Ingredients
- 1/2 cup water
- 1/2 cup sugar
- 1 cup (packed) dried Bing (sweet) cherries
- 1/3 cup kirsch (clear cherry brandy)
- 1 cup (2 sticks) unsalted butter, room temperature
- 1/2 cup sugar
- 1 large egg
- 1 teaspoon vanilla extract
- 2 cups all purpose flour
- 5 tablespoons unsweetened cocoa powder
- 1/2 teaspoon salt
- 3 large eggs
- 1/3 cup dark corn syrup
- 1/4 cup (1/2 stick) unsalted butter, melted
- 1 teaspoon vanilla extract
- 1/2 teaspoon (scant) salt
- 1/2 cup sugar
- 6 ounces bittersweet (not unsweetened) or semisweet chocolate, chopped
- Powdered sugar
- Unsweetened cocoa powder
Directions
- Stir 1/2 cup water and sugar in heavy medium saucepan over medium heat until sugar dissolves and syrup comes to boil. Add cherries. Remove mixture from heat; cool 30 minutes. Mix in kirsch. Cover and refrigerate 1 day.
- Using electric mixer, beat butter in large bowl until fluffy. Add sugar and beat until smooth. Beat in egg and vanilla. Sift flour, cocoa, and salt over; beat to blend.

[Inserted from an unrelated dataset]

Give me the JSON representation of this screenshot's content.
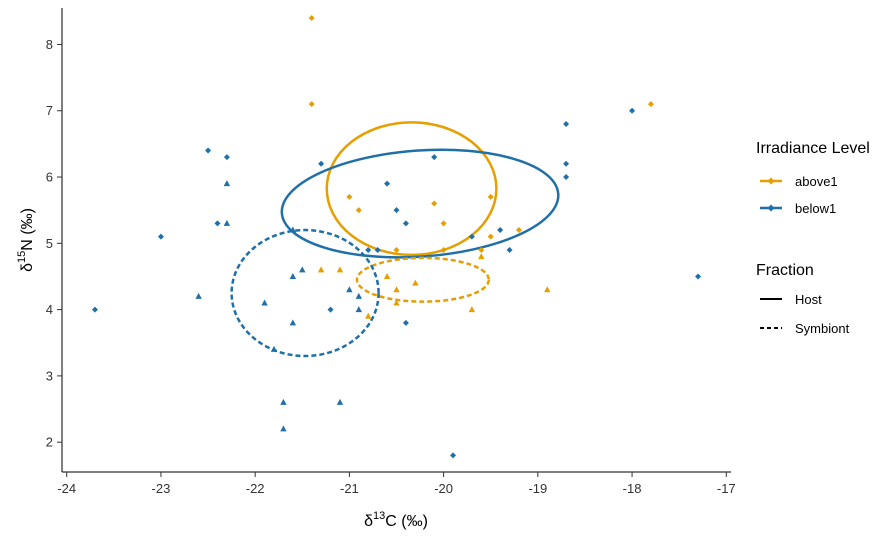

Using moistened fingertips, press dough over bottom and up sides of 11-inch-diameter tart pan with removable bottom. Cover and chill at least 1 hour and up to 1 day.
- Preheat oven to 350°F. Drain cherries, reserving cherry syrup. Sprinkle cherries in crust. Combine eggs, corn syrup, butter, vanilla, and salt in large bowl. Add sugar and 1/4 cup cherry syrup; beat to blend. Mix in chocolate. Pour filling into crust.
- Bake tart until set in center, about 1 hour. Cool on rack 30 minutes. (Can be made 1 day ahead. Cover; store at room temperature.) Release tart from pan. Dust with powdered sugar and cocoa. Serve warm or at room temperature.